> A blanket ban on LLM-generated code is at least arguably a reasonable policy.
No, I don't think it is. There's more nuance to this debate than either "we're banning all LLM code" or "all of our features are vibe coded".
A blanket ban on unreviewed LLM code is a perfectly reasonable way to mitigate mass-produced slop PRs, but it is not reasonable to ban all code generated by an LLM. Not only is it unenforceable, but it's also counterproductive for people who genuinely get value out of it. As long as the author reviews the code carefully before opening a PR and can be held responsible, there's no problem.
A blanket ban is really the only sensible thing to do so that no time is wasted for both sides (contributors know upfront that there's no point trying to get an AI-generated PR accepted - so they won't waste time creating one, and project maintainers don't waste time reviewing what might be broken AI slop - even if some AI generated PRs would be acceptable from a quality point of view).

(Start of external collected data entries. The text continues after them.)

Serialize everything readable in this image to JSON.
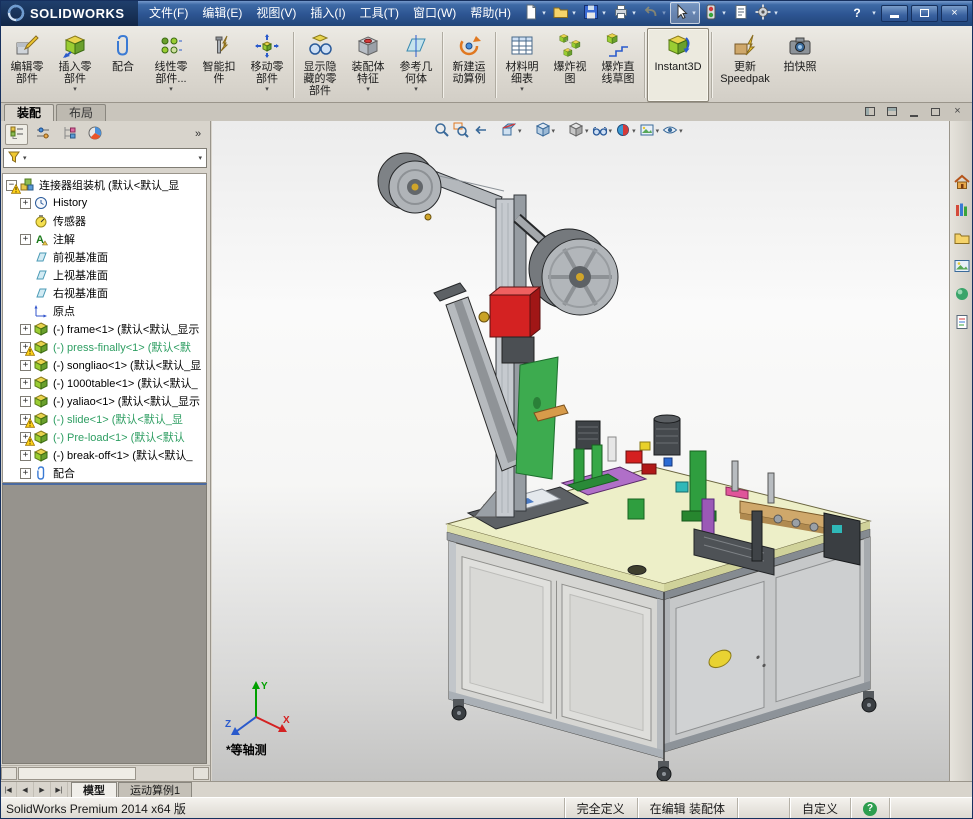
{
  "glyphs": {
    "caret": "▾",
    "chevron": "»",
    "plus": "+",
    "minus": "−",
    "nav_first": "|◀",
    "nav_prev": "◀",
    "nav_next": "▶",
    "nav_last": "▶|",
    "close": "×",
    "help": "?",
    "minimize": "—"
  },
  "titlebar": {
    "logo_text": "SOLIDWORKS",
    "menus": [
      "文件(F)",
      "编辑(E)",
      "视图(V)",
      "插入(I)",
      "工具(T)",
      "窗口(W)",
      "帮助(H)"
    ],
    "tools": [
      {
        "icon": "new-document-icon",
        "caret": true
      },
      {
        "icon": "open-document-icon",
        "caret": true
      },
      {
        "icon": "save-icon",
        "caret": true
      },
      {
        "icon": "print-icon",
        "caret": true
      },
      {
        "icon": "undo-icon",
        "caret": true,
        "disabled": true
      },
      {
        "icon": "select-icon",
        "caret": true,
        "pressed": true
      },
      {
        "icon": "rebuild-icon",
        "caret": true
      },
      {
        "icon": "file-properties-icon"
      },
      {
        "icon": "options-icon",
        "caret": true
      }
    ]
  },
  "ribbon": {
    "buttons": [
      {
        "label": "编辑零\n部件",
        "icon": "edit-component-icon"
      },
      {
        "label": "插入零\n部件",
        "icon": "insert-component-icon",
        "caret": true
      },
      {
        "label": "配合",
        "icon": "mate-icon"
      },
      {
        "label": "线性零\n部件...",
        "icon": "linear-pattern-icon",
        "caret": true
      },
      {
        "label": "智能扣\n件",
        "icon": "smart-fastener-icon"
      },
      {
        "label": "移动零\n部件",
        "icon": "move-component-icon",
        "caret": true
      },
      {
        "label": "显示隐\n藏的零\n部件",
        "icon": "show-hidden-icon",
        "sep": true
      },
      {
        "label": "装配体\n特征",
        "icon": "assembly-features-icon",
        "caret": true
      },
      {
        "label": "参考几\n何体",
        "icon": "reference-geometry-icon",
        "caret": true
      },
      {
        "label": "新建运\n动算例",
        "icon": "motion-study-icon",
        "sep": true
      },
      {
        "label": "材料明\n细表",
        "icon": "bom-icon",
        "caret": true,
        "sep": true
      },
      {
        "label": "爆炸视\n图",
        "icon": "exploded-view-icon"
      },
      {
        "label": "爆炸直\n线草图",
        "icon": "explode-sketch-icon"
      },
      {
        "label": "Instant3D",
        "icon": "instant3d-icon",
        "active": true,
        "wide": true,
        "sep": true
      },
      {
        "label": "更新\nSpeedpak",
        "icon": "speedpak-icon",
        "wide": true,
        "sep": true
      },
      {
        "label": "拍快照",
        "icon": "snapshot-icon"
      }
    ]
  },
  "tabs": {
    "items": [
      "装配",
      "布局"
    ],
    "active": 0
  },
  "tree": {
    "root": {
      "label": "连接器组装机 (默认<默认_显",
      "icon": "assembly-icon",
      "warn": true
    },
    "items": [
      {
        "label": "History",
        "icon": "history-folder-icon",
        "plus": true
      },
      {
        "label": "传感器",
        "icon": "sensors-folder-icon",
        "plus": false
      },
      {
        "label": "注解",
        "icon": "annotations-icon",
        "plus": true
      },
      {
        "label": "前视基准面",
        "icon": "plane-icon",
        "plus": false
      },
      {
        "label": "上视基准面",
        "icon": "plane-icon",
        "plus": false
      },
      {
        "label": "右视基准面",
        "icon": "plane-icon",
        "plus": false
      },
      {
        "label": "原点",
        "icon": "origin-icon",
        "plus": false
      },
      {
        "label": "(-) frame<1> (默认<默认_显示",
        "icon": "part-icon",
        "plus": true
      },
      {
        "label": "(-) press-finally<1> (默认<默",
        "icon": "part-icon",
        "plus": true,
        "warn": true,
        "green": true
      },
      {
        "label": "(-) songliao<1> (默认<默认_显",
        "icon": "part-icon",
        "plus": true
      },
      {
        "label": "(-) 1000table<1> (默认<默认_",
        "icon": "part-icon",
        "plus": true
      },
      {
        "label": "(-) yaliao<1> (默认<默认_显示",
        "icon": "part-icon",
        "plus": true
      },
      {
        "label": "(-) slide<1> (默认<默认_显",
        "icon": "part-icon",
        "plus": true,
        "warn": true,
        "green": true
      },
      {
        "label": "(-) Pre-load<1> (默认<默认",
        "icon": "part-icon",
        "plus": true,
        "warn": true,
        "green": true
      },
      {
        "label": "(-) break-off<1> (默认<默认_",
        "icon": "part-icon",
        "plus": true
      },
      {
        "label": "配合",
        "icon": "mates-icon",
        "plus": true
      }
    ]
  },
  "hud": [
    {
      "icon": "zoom-fit-icon"
    },
    {
      "icon": "zoom-area-icon"
    },
    {
      "icon": "previous-view-icon"
    },
    {
      "icon": "section-view-icon",
      "caret": true,
      "gap": true
    },
    {
      "icon": "view-orientation-icon",
      "caret": true,
      "gap": true
    },
    {
      "icon": "display-style-icon",
      "caret": true,
      "gap": true
    },
    {
      "icon": "hide-show-items-icon",
      "caret": true
    },
    {
      "icon": "edit-appearance-icon",
      "caret": true
    },
    {
      "icon": "apply-scene-icon",
      "caret": true
    },
    {
      "icon": "view-settings-icon",
      "caret": true
    }
  ],
  "taskpane": [
    {
      "icon": "resources-home-icon"
    },
    {
      "icon": "design-library-icon"
    },
    {
      "icon": "file-explorer-icon"
    },
    {
      "icon": "view-palette-icon"
    },
    {
      "icon": "appearances-icon"
    },
    {
      "icon": "custom-properties-icon"
    }
  ],
  "viewport": {
    "view_label": "*等轴测",
    "axis_x": "X",
    "axis_y": "Y",
    "axis_z": "Z"
  },
  "bottom": {
    "tabs": [
      {
        "label": "模型",
        "active": true
      },
      {
        "label": "运动算例1",
        "active": false
      }
    ]
  },
  "statusbar": {
    "app": "SolidWorks Premium 2014 x64 版",
    "define_state": "完全定义",
    "edit_state": "在编辑 装配体",
    "custom": "自定义"
  }
}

When there's a grey zone then there will be lots of pointless discussions like "why was this AI-generated PR accepted but not mine" etc etc...
Banning all LLM code doesn't mean they see things in binary terms like that. There is nuance between "all code must have 100% test coverage" and "tests are a waste of time", for instance, but that doesn't mean a project that adopts one of those policies thinks the middle ground doesn't exist.